Cotton Defoliation: The Science of the Art

Sandy Stewart, Miller, Donnie K.

Alexander M. "Sandy" Stewart, Donnie K. Miller and Joel C. Faircloth

Cotton defoliation, a critical step in cotton production, is the process of removing leaves and preparing the crop for mechanical harvest. Leaf removal facilitates harvest and allows for more efficient and faster picker operation, quicker drying of seedcotton, straightening of lodged plants, retardation of boll rot and faster opening of green bolls. In many cases, chemicals that hasten the opening of green bolls and inhibit juvenile regrowth are included with a defoliant.

Cotton defoliation research has focused on the efficacy of labeled compounds. Environmental and crop conditions play a vital role.
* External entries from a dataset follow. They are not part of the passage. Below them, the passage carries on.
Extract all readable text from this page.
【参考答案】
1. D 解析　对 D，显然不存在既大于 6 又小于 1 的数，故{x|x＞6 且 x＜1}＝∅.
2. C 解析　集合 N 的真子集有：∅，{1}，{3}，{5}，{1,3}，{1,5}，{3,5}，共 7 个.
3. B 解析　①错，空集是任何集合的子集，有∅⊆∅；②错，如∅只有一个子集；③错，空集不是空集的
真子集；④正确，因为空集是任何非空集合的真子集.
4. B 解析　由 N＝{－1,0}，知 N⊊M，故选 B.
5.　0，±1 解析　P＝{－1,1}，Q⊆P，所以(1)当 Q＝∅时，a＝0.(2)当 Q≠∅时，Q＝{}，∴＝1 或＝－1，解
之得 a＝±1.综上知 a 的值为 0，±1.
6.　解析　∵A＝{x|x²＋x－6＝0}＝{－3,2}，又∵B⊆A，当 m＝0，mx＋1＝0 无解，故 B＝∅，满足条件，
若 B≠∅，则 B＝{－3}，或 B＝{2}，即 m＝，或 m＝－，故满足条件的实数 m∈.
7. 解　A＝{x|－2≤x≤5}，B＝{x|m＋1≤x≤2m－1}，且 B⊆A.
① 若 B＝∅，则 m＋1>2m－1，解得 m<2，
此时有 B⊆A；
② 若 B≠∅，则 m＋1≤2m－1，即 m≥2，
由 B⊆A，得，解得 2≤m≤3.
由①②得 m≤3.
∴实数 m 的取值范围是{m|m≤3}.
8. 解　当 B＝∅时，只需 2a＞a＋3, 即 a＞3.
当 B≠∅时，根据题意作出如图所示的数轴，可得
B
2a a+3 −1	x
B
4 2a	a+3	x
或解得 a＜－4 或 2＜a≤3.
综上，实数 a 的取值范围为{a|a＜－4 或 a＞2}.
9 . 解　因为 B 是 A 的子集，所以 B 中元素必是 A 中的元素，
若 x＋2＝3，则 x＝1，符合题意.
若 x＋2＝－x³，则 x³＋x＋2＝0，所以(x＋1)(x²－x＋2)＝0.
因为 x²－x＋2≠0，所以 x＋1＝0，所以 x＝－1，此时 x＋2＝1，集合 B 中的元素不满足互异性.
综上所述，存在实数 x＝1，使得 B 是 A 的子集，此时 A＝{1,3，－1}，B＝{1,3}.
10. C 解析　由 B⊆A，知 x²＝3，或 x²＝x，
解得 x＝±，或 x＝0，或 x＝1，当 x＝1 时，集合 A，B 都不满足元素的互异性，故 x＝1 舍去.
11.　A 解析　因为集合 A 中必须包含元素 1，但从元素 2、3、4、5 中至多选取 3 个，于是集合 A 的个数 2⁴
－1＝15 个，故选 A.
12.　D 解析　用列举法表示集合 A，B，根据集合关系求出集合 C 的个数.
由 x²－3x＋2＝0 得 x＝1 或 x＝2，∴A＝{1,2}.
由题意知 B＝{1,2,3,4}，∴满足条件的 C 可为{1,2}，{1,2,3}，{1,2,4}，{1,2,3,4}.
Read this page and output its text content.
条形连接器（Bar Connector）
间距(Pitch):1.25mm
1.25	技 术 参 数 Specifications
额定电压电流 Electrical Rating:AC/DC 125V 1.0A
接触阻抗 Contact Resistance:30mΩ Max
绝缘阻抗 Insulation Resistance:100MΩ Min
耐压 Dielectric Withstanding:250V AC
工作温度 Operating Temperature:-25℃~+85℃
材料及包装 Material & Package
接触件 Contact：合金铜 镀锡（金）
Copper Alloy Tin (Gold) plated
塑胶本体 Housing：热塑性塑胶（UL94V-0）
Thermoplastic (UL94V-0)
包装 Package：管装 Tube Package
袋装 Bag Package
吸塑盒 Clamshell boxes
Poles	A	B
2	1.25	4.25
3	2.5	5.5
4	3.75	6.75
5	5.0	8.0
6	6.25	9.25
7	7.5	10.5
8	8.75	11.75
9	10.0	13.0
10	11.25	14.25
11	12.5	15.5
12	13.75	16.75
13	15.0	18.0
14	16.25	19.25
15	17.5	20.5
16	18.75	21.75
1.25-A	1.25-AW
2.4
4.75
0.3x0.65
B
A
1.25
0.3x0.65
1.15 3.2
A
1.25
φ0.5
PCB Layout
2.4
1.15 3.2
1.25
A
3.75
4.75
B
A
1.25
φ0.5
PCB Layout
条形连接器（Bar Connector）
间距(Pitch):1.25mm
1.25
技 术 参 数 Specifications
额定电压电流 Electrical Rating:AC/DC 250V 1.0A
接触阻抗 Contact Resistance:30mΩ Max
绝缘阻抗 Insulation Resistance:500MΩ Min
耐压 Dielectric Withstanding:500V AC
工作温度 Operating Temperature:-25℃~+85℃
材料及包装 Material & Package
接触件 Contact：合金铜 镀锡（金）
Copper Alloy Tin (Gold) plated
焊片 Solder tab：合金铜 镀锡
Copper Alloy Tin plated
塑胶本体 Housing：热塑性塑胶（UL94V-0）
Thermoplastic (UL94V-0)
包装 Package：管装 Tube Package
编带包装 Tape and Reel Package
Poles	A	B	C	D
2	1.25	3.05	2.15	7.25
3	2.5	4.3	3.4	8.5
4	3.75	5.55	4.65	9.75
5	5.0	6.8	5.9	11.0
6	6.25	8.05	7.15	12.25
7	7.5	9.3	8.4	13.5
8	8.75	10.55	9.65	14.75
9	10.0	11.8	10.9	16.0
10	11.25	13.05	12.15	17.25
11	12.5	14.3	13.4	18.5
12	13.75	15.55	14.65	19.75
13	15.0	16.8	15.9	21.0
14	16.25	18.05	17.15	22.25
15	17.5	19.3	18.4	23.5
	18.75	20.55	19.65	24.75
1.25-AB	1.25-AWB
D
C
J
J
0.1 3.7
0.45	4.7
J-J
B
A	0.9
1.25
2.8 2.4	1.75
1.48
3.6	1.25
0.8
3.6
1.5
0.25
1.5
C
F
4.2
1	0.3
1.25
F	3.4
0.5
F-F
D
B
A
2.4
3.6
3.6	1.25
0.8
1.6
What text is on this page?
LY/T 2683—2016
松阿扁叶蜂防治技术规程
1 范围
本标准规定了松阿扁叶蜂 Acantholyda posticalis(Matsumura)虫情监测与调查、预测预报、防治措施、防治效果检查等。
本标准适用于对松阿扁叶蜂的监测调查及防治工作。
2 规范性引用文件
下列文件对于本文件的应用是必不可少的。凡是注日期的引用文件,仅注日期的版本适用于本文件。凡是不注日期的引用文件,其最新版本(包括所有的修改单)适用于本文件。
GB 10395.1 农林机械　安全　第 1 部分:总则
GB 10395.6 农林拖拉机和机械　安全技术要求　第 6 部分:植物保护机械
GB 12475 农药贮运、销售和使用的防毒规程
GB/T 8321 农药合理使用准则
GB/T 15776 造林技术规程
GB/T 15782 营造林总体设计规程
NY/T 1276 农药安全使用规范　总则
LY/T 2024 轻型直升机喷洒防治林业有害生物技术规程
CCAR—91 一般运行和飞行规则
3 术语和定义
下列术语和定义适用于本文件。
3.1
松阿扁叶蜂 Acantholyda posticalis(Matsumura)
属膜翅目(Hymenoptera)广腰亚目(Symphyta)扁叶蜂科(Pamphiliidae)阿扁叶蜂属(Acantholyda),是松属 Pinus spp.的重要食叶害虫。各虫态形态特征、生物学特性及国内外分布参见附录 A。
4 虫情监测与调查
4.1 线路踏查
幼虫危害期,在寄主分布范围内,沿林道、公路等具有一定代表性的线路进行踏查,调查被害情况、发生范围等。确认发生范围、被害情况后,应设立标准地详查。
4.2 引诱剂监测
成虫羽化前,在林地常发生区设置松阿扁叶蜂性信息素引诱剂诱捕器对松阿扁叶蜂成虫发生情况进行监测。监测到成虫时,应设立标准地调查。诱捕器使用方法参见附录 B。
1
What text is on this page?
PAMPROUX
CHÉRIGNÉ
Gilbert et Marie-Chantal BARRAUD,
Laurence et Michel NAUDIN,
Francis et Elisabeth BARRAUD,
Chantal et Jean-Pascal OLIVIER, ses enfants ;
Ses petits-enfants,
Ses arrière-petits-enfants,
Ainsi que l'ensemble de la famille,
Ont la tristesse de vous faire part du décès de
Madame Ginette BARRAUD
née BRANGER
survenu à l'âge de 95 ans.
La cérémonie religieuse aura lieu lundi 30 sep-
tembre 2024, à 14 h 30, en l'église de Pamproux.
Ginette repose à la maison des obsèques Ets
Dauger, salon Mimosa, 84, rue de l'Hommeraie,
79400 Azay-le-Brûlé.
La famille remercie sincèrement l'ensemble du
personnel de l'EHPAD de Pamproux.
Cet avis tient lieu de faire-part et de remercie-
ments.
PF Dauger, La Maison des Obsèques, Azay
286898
Most of these compounds are temperature sensitive, and the closer the plant is to full maturity, the more likely it is to defoliate well. Given the tremendous impact of these variables on defoliation, results from research trials often vary among locations and from year to year within a given location. Therefore, cotton defoliation has sometimes been referred to as more art than science, and only through a large amount of data can clear trends emerge.

Proper timing of application for defoliants is critical. Generally, the more mature and open the crop is, the more efficacious the defoliant. Premature defoliation can result in higher grades, but it also can result in yield loss. Delaying defoliation too long, however, can result in losses in yield and quality caused by weathering and expose growers to the risks of harvesting later in the season when tropical storms and wet conditions are more likely.

Trials in Louisiana and other states have investigated two timing methods. One method is timing defoliation by the percentage of open bolls of the crop. Most recommendations call for defoliation when 60 percent to 70 percent of the bolls are open. Another method is called nodes above cracked boll (NACB). Counting the number of mainstem nodes between the uppermost first-position cracked and the last harvestable boll on the plant determines NACB. Most recommendations call for defoliants to be applied at four NACB.

In 2000, trials were conducted at the Northeast Research Station in St. Joseph and the Dean Lee Research Station in Alexandria. At St. Joseph, the highest yield was obtained at 42 percent open and 3.6 nodes above cracked boll; the highest yield at Alexandria was found at 75 percent open and 1.2 nodes above cracked boll. The range in the findings strongly suggests that the boll distribution on the plant must be considered before applying any recommended timing rule. No recommendation is likely to fit every situation. Researchers are investigating the relationship between the fruit distribution and the timing of harvest aids.

In a three-year, replicated study conducted in North Carolina, defoliation timing was investigated in two varieties of varying yield and quality characteristics. The study demonstrated the overall importance of defoliation timing, especially in varieties that produce relatively high micronaire values.

In a similar North Carolina study, defoliation timing was examined in cotton containing a mid- to late-season fruiting gap (late July to late August) resulting from insect pressure, fertility problems or any environmental stress. The results demonstrated that if no fruiting gap exists, cotton can be defoliated as early as 50 percent open without realizing significant yield loss. If a fruiting gap exists, however, growers should delay defoliation until approximately 75 percent of the bolls are open to allow adequate time for plants to compensate for lost fruit. In studies from other states, early season fruiting gaps (mid-July and earlier) have not been found to alter defoliation timing.

Both aforementioned studies identified a trend of increasing micronaire and yield as the percentage of open bolls increased. Additionally, the node above cracked boll technique was examined in these studies for timing defoliation and was found to be as effective as the percent open technique. This is important for growers, because recording the nodes above cracked boll in a field takes considerably less time than recording the percentage of open bolls.

Another area of defoliation research focuses on its economic return. It is often less expensive for producers either not to defoliate, achieve less than 100 percent defoliation or apply a desiccant to dry, but not actually defoliate, the leaves.

A large experiment was initiated at the Dean Lee Research Station to investigate the effects of three levels of defoliation on cotton quality. The three levels tested were clean 100 percent defoliation, 20 percent desiccation of green leaves and 20 percent green juvenile growth on the plant at the time of harvest. The experiment was replicated three times, and harvested cotton was stored in modules and ginned commercially to mimic commercial production as closely as possible. Results indicate that the final loan value of the cotton was highest where 100 percent defoliation was achieved. The source of discounts for the less than 100 percent defoliation treatments was primarily due to the relative yellowness of the bale samples as classed by the U.S. Department of Agriculture’s High Volume Instrumentation (HVI) system. These data suggest that there is an economic value to defoliation, but further research is ongoing to determine the optimum level of defoliation to make defoliant recommendations as cost effective as possible for cotton producers.

To better understand cotton defoliation and make recommendations for producers, LSU AgCenter scientists continue to investigate these and other areas of cotton defoliation. Future projects will focus on evaluating new products, defoliation timing, application technology and economic returns to defoliation.

(This article was published in the spring 2003 issue of Louisiana Agriculture.)